Is the author right that some two-factor authentication methods are vulnerable to phishing? No doubt about it, yes they are. However, even the weakest forms (e.g., SMS as a second factor) can mitigate primary credential compromise as described above. There are also two-factor auth methods that are much stronger against phishing attacks than SMS or one-time passcode generator devices/apps. U2F devices are one such method. They prevent phishing as there is no passcode to phish - they work via a challenge-response mechanism that fails on a phishing website even if the human doing authenticating is fooled. Another lesser protection is a push-based mechanism like Duo Push where you have a chance to inspect the login request. Chances are that it’s still possible to be fooled by a phishing attempt with a push-based second factor as mentioned in the original article, but, given a location for the login attempt, it is at least possible to notice that the attempt didn’t come from where you expected. A mismatch in the location of the phishing server and the authenticating user is likely to be the case in many less sophisticated phishing attacks. (Full disclosure: I previously worked for Duo.)

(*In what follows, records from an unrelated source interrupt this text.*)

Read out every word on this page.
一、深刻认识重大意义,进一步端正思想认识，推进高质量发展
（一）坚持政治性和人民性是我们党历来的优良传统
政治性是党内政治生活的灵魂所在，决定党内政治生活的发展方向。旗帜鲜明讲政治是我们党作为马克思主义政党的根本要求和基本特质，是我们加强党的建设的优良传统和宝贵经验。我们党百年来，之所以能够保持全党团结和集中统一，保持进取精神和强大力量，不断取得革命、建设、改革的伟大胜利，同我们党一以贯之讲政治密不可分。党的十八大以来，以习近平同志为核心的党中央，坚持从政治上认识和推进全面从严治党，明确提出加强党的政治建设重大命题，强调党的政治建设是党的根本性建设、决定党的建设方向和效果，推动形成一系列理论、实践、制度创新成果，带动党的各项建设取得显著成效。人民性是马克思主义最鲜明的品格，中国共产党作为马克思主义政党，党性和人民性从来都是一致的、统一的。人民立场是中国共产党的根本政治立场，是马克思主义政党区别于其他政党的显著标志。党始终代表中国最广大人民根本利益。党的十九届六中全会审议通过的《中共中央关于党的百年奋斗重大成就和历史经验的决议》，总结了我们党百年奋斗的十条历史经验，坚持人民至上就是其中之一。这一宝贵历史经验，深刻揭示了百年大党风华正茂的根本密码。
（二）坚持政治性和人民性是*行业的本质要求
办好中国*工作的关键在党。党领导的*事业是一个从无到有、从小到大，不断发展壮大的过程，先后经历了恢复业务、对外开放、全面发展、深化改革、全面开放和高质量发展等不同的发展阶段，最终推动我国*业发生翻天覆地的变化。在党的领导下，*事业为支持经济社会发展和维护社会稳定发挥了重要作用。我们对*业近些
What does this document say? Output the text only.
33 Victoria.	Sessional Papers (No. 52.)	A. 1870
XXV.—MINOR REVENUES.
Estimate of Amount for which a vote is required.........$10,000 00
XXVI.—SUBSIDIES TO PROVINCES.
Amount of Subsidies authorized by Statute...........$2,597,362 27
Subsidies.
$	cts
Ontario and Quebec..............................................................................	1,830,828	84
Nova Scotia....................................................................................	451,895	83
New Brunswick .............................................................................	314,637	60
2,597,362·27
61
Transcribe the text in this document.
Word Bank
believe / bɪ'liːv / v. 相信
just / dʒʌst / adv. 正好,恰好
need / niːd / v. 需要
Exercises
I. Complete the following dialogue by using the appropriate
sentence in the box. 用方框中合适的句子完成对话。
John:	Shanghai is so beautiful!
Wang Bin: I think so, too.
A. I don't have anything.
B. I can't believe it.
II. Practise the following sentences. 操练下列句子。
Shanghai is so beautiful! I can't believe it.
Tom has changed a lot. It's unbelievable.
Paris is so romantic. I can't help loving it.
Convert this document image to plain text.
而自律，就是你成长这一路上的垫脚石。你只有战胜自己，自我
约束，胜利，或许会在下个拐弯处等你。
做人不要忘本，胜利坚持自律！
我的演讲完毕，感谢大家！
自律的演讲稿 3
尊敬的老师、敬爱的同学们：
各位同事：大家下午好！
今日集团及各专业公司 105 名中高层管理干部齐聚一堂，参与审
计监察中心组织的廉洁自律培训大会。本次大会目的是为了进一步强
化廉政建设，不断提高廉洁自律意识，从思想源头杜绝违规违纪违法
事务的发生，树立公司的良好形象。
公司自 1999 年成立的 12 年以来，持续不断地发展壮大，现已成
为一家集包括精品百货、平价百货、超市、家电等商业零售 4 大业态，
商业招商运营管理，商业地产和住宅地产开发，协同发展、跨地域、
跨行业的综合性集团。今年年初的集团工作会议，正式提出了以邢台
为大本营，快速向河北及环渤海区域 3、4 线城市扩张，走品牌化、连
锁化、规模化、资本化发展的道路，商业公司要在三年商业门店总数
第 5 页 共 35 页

Lastly, we have the call for more data from larger organizations about the effectiveness of 2FA against phishing attacks. I’m on board with this and wish larger organizations like Google or Facebook’s security team were more transparent about results here. That said, the existence of an attack against specific 2FA methods does not equate to proof that 2FA doesn’t work at all. I worry about people not well educated in computer security reading critical articles like this and concluding 2FA isn’t worth the hassle. I’m not arguing that we shouldn’t question our current best practices but that when it comes to security discussions consumed by the general public, we have to be well balanced because there is a real risk.